TAYLOR GARRIGAN – OPERATING PARTNER/ EXECUTIVE CHEF After a stint at the University of Mississippi in Oxford, Taylor Garrigan wanted to change career paths. In 1998, he began cooking with his brother chef Todd Garrigan and executive chef and owner Harold Marmelstein at Dick & Harry’s in Atlanta. He moved to Colorado to work a ski season in Crested Butte before deciding to take his cooking skills to the next level. He moved to Charleston, and enrolled at Johnson & Wales University. During this time, he worked as a line cook at Magnolias and then worked at Middleton Plantation. After graduating with a degree in hotel and restaurant management, he was hired at The Beach Club at Kiawah Island as a cook and worked with chefs including Paul Tensly and Tom Colicchio. In 2005, he was hired as a cook at FIG to work under renowned chef, Mike Lata. Taylor and Aaron met, became great friends, and together worked on the concept for Home Team BBQ. Once open, Taylor served as the sous chef at the West Ashley location and then moved to Sullivan’s Island when it first opened to act as Executive Chef. He has quickly worked his way up to Executive Chef/Partner over all Home Team BBQ restaurants. In June 2015, Taylor won Episode 13 of Season 23 of Food Network’s Chopped.

JONATHAN BANTA  As a young kid, Jonathan Banta got his first real experience cooking at a culinary arts summer camp in his hometown Pittsgrove, New Jersey.
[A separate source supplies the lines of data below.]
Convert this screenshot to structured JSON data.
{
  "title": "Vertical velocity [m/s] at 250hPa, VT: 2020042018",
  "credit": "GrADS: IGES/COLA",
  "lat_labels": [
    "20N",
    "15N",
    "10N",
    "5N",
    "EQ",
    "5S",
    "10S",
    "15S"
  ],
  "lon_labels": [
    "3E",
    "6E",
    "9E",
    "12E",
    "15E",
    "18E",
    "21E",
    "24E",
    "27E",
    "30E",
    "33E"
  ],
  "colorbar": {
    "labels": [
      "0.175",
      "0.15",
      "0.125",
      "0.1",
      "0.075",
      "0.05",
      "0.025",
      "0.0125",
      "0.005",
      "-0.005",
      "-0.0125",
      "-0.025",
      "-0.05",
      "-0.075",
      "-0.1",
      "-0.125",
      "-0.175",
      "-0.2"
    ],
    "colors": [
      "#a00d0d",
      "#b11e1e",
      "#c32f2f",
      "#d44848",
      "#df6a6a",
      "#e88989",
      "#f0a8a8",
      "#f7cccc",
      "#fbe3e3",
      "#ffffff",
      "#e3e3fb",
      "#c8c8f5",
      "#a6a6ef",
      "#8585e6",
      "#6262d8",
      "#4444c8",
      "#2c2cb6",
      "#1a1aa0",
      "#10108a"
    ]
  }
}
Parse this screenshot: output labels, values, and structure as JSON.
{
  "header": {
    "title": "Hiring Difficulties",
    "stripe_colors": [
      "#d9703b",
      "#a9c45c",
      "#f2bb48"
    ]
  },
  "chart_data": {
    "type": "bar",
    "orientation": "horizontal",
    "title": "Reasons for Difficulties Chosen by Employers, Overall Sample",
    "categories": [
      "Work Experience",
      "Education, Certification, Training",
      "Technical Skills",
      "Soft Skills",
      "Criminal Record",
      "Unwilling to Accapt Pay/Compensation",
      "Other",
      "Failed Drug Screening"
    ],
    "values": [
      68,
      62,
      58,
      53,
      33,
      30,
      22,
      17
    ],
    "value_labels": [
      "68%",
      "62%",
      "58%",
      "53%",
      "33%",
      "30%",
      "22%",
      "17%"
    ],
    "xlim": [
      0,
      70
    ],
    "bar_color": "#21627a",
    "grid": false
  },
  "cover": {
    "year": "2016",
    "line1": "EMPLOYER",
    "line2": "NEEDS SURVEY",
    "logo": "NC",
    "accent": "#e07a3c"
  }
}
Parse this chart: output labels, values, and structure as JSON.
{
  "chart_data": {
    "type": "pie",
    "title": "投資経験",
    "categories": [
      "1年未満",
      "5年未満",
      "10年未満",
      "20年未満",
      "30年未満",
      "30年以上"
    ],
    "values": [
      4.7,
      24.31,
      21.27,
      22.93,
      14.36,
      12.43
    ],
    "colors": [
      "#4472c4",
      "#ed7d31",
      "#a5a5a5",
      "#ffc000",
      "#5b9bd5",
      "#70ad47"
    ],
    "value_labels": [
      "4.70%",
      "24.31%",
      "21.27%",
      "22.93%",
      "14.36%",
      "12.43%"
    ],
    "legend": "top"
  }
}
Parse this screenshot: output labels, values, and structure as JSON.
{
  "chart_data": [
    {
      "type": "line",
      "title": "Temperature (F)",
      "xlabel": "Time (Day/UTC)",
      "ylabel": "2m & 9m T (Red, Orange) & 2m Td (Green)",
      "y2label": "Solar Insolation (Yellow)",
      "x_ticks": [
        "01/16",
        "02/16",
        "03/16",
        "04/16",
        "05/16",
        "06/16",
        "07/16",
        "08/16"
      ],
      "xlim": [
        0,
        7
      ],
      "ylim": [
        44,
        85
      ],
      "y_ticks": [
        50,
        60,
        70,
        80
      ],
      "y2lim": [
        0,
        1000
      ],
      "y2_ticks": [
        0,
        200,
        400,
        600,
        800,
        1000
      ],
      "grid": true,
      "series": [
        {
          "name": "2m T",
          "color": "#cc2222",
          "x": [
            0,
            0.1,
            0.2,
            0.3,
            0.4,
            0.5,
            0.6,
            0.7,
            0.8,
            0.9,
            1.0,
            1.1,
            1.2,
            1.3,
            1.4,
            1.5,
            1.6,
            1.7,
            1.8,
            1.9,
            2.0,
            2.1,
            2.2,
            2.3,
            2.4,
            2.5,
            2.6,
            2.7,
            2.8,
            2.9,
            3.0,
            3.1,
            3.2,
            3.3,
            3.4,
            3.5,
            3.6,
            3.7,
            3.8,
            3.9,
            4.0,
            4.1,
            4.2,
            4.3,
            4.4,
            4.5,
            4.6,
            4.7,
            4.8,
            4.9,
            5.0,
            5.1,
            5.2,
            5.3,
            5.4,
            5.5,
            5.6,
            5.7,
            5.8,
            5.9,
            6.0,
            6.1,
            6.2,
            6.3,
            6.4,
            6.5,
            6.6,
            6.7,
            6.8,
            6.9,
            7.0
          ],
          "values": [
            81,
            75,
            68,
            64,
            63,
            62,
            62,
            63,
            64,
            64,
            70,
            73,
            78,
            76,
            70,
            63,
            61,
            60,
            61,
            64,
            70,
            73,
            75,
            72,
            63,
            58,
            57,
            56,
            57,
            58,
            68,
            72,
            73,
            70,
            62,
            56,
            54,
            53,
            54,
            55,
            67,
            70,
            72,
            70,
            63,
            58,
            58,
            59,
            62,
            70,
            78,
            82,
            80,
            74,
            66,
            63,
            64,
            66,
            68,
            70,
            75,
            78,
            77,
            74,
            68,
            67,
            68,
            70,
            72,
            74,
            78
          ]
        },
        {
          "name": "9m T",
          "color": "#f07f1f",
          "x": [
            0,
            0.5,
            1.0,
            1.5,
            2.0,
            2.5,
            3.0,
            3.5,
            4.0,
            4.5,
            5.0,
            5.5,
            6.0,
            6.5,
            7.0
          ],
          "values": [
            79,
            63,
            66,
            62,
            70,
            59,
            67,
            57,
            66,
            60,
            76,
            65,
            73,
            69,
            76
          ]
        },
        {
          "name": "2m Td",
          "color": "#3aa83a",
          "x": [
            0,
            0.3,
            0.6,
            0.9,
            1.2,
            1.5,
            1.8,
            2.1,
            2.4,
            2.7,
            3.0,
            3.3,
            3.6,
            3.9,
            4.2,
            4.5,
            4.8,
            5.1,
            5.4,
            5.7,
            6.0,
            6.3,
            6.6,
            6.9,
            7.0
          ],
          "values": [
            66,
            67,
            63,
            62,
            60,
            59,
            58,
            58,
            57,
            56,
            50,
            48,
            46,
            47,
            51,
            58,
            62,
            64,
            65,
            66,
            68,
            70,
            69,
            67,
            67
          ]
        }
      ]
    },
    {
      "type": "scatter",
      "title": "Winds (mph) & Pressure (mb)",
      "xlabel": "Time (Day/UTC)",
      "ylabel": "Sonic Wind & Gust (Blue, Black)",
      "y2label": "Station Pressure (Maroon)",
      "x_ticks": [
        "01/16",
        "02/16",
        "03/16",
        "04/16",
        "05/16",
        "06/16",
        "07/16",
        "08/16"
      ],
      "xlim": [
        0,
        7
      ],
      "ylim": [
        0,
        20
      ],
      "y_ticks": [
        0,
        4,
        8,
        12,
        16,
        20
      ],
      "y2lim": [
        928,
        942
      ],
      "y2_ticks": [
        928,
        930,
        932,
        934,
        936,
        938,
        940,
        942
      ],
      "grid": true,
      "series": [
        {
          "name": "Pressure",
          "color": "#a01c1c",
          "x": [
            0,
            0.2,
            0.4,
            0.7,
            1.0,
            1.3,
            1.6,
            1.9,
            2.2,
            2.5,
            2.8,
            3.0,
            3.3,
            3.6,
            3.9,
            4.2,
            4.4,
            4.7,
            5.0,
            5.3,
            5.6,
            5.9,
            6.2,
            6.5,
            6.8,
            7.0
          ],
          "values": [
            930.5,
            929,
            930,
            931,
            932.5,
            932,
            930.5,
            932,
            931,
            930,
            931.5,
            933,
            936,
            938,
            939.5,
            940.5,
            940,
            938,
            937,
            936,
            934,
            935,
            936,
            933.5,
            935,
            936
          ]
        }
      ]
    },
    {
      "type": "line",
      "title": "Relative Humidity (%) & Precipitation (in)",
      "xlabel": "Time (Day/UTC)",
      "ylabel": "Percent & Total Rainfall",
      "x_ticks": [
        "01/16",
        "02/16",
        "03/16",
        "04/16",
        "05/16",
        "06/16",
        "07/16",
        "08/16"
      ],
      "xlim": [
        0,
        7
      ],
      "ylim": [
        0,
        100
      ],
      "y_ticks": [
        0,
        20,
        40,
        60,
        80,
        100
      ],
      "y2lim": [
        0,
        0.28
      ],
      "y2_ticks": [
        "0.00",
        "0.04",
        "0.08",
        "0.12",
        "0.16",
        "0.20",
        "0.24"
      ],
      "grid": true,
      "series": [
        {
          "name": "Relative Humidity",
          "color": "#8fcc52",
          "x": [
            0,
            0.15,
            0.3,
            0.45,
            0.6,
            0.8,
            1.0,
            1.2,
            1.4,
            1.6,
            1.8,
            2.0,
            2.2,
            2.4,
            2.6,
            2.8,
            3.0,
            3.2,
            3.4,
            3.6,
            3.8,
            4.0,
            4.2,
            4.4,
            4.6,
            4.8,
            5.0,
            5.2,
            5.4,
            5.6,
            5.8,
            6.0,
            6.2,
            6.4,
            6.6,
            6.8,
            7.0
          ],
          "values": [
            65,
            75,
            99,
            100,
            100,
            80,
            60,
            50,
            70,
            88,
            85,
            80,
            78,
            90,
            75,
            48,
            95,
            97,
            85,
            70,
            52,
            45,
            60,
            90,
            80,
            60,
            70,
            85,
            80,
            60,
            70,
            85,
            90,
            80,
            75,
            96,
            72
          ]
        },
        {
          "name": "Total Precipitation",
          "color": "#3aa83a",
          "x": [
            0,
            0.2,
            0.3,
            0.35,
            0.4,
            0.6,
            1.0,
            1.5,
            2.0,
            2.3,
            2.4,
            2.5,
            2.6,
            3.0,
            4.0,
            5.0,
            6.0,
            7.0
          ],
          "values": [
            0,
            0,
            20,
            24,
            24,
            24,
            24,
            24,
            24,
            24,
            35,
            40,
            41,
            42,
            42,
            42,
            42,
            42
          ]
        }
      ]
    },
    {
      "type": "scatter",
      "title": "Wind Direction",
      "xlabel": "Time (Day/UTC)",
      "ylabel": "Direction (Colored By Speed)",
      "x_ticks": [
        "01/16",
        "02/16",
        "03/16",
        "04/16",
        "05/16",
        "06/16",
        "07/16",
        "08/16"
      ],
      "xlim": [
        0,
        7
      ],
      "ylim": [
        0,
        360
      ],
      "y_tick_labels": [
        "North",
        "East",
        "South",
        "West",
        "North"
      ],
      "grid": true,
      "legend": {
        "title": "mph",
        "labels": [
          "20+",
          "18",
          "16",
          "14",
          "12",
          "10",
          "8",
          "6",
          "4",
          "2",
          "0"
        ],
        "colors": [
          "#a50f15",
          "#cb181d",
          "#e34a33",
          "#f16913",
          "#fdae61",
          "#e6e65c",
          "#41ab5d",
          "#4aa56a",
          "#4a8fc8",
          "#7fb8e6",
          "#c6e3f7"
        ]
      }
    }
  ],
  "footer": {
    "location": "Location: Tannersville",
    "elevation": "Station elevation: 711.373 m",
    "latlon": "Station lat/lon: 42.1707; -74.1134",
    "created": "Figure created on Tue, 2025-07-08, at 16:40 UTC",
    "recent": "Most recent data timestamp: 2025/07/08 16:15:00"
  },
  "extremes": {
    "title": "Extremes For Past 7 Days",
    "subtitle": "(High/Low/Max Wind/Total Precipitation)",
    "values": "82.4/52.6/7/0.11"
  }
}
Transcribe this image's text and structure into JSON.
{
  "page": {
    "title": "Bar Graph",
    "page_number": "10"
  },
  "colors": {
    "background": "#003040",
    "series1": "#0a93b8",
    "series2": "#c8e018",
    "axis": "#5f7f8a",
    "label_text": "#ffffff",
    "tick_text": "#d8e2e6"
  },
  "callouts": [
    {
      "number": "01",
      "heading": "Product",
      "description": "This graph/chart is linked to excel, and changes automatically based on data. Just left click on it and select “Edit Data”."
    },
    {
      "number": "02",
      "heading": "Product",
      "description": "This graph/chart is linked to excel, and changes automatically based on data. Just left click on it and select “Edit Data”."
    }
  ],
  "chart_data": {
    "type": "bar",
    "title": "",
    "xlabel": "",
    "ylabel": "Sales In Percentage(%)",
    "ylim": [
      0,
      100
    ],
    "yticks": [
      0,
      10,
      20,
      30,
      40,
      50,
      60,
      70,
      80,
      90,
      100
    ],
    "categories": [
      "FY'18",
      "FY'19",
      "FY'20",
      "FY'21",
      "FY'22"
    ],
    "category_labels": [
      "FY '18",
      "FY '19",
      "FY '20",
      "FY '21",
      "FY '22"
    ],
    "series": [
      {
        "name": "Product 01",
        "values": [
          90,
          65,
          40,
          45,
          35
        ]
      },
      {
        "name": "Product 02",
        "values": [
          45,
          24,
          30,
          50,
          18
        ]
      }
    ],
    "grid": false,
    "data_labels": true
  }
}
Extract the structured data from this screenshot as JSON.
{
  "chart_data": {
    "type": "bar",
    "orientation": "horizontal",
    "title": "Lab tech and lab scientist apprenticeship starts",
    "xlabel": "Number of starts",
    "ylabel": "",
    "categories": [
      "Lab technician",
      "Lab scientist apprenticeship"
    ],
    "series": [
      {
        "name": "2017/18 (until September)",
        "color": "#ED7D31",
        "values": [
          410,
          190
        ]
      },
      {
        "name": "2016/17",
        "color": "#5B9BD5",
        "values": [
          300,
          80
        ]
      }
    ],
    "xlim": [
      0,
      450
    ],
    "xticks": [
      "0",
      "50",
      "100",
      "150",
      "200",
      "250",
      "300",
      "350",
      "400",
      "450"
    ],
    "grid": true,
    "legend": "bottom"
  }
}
After earning a culinary degree from Johnson and Wales University, Jonathan began to build his culinary and management experience at Gainey Ranch in Scottsdale, Arizona, and Running Deer Golf Club in his home state of New Jersey. He moved to Philadelphia in 2001, where he worked with famed chef Jose Garces at Alma de Cuba. In 1998, he brought his talents to Charleston, taking a restaurant consulting position, and then working at 82 Queen and Rue de Jean. Most recently, Chef Banta served as Chef de Cuisine and General Manager at The Atlantic Room and Ryder Cup Bar in The Ocean Course Clubhouse. As Director of Culinary Operations for Home Team BBQ, he oversees special and charity related events, handling purchasing, streamlining culinary operations, and assisting with menu development.

Gerard Craft of Niche Food Group

Niche Food Group is based in St. Louis, Missouri and owned by executive chef Gerard Craft. As a Food & Wine Best New Chef, Food & Wine Innovator of the Year, 2015 James Beard Foundation Award-winning Best Chef: Midwest, and Inc. Magazine Star Entrepreneur, Chef Craft has been a pioneer for the Midwest dining scene.

A native of Washington, D.C., Chef Craft became addicted to the restaurant life while living in Salt Lake City as a snowboard photographer. Chef Craft went on to cook at Bistro Toujours in Park City, Utah and Chateau Marmont in Los Angeles, California as well as stage at Ryland Inn in Whitehouse Station, New Jersey before making the leap to open a restaurant of his own.

Always a believer in following intuition, Chef Craft settled on a boarded-up building in the Benton Park neighborhood of St. Louis, a city that he had never visited, to open his first restaurant, Niche, at the age of 25 in 2005.

Niche Food Group now includes 8 restaurants in St. Louis and one in Nashville, Tennessee: French bistro fare at Brasserie by Niche, approachable Italian at Pastaria, laid back burgers and brats at brassWELL inside Rockwell Beer Co, Cinder House, a wood-fired, South American-inspired restaurant at the Four Seasons Hotel, Pastaria Deli & Wine, a deli, wine and retail shop next door to Pastaria, Kitchen Bar serving wine, beer and cocktails inside City Foundry STL Food Hall, Bowood by Niche, neighborhood brunch, lunch and dinner spot inside Bowood Farms Garden Center, and latest the concept, Fordo’s Killer Pizza, a wood-fired pizza kitchen also located inside City Foundry.